Die Dunkle Seite Des Mondes Martin Suter

Hey, lass uns über was Lustiges reden: Martin Suters "Die dunkle Seite des Mondes". Klingt erstmal nach ’nem Psycho-Thriller, oder?
Pilze, die die Welt verändern (vielleicht)
Stell dir vor, du bist ein erfolgreicher Anwalt. Top Job, fettes Gehalt. Und dann knallst du dir halluzinogene Pilze rein. Peng! Nichts ist mehr wie vorher.
Das passiert unserem Protagonisten, Urs Blank. Der gute Mann hat plötzlich 'ne ganz andere Sicht auf die Welt. Und die ist... sagen wir mal, ungewöhnlich. Ist das lustig? Teilweise schon. Aber auch ziemlich creepy.
Must Read
Suter nimmt uns mit auf eine Reise. Eine Reise in Blanks Kopf. Und in den Wald. Viele Wälder. Mit ganz, ganz komischen Pilzen.
Fakt am Rande: Suter hat sich für seine Pilz-Story tatsächlich mit Experten getroffen. Die haben ihm alles über halluzinogene Substanzen erklärt. Recherche ist alles!
Von der Karriereleiter zur Baumhaus-Idylle
Blank schmeißt seinen Job. Logisch, oder? Wer braucht schon Paragraphen, wenn er mit Bäumen reden kann? Er zieht in den Wald. Baut sich ein Baumhaus. Und wird zum... naja, zum Waldschrat light.
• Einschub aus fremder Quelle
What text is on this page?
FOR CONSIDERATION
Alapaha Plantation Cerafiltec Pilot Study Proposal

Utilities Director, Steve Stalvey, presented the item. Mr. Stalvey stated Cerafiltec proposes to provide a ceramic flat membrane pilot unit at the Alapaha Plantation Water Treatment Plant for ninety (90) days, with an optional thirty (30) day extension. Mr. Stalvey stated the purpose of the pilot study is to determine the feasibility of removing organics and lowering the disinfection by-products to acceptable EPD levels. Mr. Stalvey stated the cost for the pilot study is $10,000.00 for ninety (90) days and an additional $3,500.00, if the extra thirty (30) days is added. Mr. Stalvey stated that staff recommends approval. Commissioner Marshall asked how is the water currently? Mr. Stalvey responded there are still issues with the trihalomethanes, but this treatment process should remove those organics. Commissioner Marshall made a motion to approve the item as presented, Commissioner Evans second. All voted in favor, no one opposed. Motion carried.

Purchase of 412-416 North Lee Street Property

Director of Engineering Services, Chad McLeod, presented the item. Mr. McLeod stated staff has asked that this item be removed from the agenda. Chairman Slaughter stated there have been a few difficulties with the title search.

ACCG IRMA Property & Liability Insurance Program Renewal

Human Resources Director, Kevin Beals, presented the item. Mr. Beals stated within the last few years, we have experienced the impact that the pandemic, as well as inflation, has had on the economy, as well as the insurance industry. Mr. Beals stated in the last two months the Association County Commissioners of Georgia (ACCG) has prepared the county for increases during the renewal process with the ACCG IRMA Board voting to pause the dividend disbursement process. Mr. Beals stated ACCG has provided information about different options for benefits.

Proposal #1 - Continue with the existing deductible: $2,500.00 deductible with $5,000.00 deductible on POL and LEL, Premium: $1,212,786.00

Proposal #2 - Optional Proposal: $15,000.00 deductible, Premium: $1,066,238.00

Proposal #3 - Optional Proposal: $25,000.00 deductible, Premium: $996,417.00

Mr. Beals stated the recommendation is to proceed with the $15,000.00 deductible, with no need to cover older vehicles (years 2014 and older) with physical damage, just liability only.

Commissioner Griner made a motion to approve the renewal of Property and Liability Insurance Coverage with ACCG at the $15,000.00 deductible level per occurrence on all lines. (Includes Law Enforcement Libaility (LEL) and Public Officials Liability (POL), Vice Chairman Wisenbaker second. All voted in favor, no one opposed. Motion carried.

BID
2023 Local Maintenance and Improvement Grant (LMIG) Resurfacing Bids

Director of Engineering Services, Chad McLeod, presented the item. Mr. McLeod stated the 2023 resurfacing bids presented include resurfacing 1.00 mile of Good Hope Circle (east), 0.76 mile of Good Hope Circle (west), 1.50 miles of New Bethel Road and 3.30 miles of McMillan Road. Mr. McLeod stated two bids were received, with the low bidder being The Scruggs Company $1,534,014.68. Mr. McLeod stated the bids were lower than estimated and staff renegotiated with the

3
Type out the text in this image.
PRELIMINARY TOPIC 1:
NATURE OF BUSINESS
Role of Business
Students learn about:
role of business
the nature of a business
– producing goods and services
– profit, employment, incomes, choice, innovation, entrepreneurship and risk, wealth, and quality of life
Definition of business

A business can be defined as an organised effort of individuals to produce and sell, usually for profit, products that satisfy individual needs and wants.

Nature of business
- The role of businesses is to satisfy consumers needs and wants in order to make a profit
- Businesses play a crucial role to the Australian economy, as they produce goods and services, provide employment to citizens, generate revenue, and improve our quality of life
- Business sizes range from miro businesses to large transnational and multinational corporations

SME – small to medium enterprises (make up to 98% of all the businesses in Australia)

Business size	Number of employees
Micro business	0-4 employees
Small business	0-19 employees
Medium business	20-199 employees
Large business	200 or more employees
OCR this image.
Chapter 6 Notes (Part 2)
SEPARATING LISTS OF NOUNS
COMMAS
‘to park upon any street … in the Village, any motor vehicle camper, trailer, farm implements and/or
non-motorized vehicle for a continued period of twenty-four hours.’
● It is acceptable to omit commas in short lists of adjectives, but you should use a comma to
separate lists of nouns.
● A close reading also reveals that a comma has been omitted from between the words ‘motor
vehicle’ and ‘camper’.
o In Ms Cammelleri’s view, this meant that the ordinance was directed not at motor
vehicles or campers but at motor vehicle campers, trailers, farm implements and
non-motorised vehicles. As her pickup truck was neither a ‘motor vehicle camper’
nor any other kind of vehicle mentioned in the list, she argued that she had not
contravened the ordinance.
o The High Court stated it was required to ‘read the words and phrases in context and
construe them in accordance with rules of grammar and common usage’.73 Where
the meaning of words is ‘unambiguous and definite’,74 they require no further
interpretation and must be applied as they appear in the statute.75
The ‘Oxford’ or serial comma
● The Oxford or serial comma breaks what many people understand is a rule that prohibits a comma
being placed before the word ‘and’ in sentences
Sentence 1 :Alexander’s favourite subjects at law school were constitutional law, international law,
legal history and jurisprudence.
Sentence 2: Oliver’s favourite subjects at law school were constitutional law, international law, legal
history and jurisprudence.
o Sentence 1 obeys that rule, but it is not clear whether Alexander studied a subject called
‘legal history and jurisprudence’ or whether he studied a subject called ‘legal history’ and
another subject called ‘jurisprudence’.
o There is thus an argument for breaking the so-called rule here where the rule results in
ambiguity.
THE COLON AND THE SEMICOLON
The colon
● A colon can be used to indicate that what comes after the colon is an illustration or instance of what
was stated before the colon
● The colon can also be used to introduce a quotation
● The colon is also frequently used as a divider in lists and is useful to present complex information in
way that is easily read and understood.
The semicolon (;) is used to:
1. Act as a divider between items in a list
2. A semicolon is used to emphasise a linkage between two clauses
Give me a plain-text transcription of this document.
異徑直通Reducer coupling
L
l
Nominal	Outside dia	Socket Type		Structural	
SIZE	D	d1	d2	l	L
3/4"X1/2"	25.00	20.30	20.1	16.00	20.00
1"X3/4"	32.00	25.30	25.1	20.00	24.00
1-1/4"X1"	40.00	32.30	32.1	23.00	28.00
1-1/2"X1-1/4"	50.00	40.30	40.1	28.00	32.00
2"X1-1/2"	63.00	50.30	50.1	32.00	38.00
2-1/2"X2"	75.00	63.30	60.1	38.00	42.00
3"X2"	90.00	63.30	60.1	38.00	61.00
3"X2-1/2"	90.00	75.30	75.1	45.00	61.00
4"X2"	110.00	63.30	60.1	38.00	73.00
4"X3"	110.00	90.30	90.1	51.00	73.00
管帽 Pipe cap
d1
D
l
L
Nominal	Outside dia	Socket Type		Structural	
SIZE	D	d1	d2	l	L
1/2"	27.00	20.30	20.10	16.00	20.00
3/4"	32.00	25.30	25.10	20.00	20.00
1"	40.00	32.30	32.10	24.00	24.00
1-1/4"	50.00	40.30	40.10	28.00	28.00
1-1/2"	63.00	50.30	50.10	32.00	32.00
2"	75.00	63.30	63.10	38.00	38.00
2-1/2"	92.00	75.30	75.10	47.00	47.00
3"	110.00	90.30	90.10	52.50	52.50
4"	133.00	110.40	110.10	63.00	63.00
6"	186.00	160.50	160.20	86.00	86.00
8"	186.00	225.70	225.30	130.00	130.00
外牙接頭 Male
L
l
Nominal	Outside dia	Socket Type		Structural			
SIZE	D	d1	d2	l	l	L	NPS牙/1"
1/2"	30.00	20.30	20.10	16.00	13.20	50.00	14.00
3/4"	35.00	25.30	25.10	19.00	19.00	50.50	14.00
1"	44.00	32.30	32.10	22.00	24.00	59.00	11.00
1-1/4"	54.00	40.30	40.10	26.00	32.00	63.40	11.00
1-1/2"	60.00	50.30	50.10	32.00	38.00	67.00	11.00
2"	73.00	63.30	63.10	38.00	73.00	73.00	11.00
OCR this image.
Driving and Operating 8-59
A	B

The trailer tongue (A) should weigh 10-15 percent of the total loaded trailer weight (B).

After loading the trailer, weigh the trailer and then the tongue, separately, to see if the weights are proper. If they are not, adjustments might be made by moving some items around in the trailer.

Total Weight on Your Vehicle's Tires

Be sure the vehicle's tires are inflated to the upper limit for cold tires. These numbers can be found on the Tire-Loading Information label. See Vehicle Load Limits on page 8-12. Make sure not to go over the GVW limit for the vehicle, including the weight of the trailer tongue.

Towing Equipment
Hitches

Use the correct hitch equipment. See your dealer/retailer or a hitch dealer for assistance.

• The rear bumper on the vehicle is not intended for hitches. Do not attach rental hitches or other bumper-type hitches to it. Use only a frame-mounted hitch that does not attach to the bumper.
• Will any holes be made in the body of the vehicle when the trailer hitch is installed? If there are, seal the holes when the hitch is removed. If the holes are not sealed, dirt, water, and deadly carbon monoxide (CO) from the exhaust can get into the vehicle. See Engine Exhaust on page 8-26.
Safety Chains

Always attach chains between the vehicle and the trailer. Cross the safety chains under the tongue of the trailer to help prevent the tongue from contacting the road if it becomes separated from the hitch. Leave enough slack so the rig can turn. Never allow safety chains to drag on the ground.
Aber Achtung: Es bleibt nicht friedlich. Denn Blanks "Erleuchtung" hat auch 'ne dunkle Seite. Wortwörtlich.
Denk mal drüber nach: Ist das die ultimative Midlife-Crisis? Oder steckt da mehr dahinter? Vielleicht eine Kritik an unserer Leistungsgesellschaft? Vielleicht will Suter uns einfach nur unterhalten? Vermutlich alles zusammen!
Quirky Detail: Blank lernt im Wald eine Frau kennen, Lucille. Sie ist... sagen wir mal, auch nicht ganz normal. Aber wer ist das schon, in dieser Geschichte?
Die dunkle Seite, wirklich dunkel
Die Pilze sind nicht das einzige Problem. Blank hat auch eine Vergangenheit. Und die holt ihn ein. Mit Karacho.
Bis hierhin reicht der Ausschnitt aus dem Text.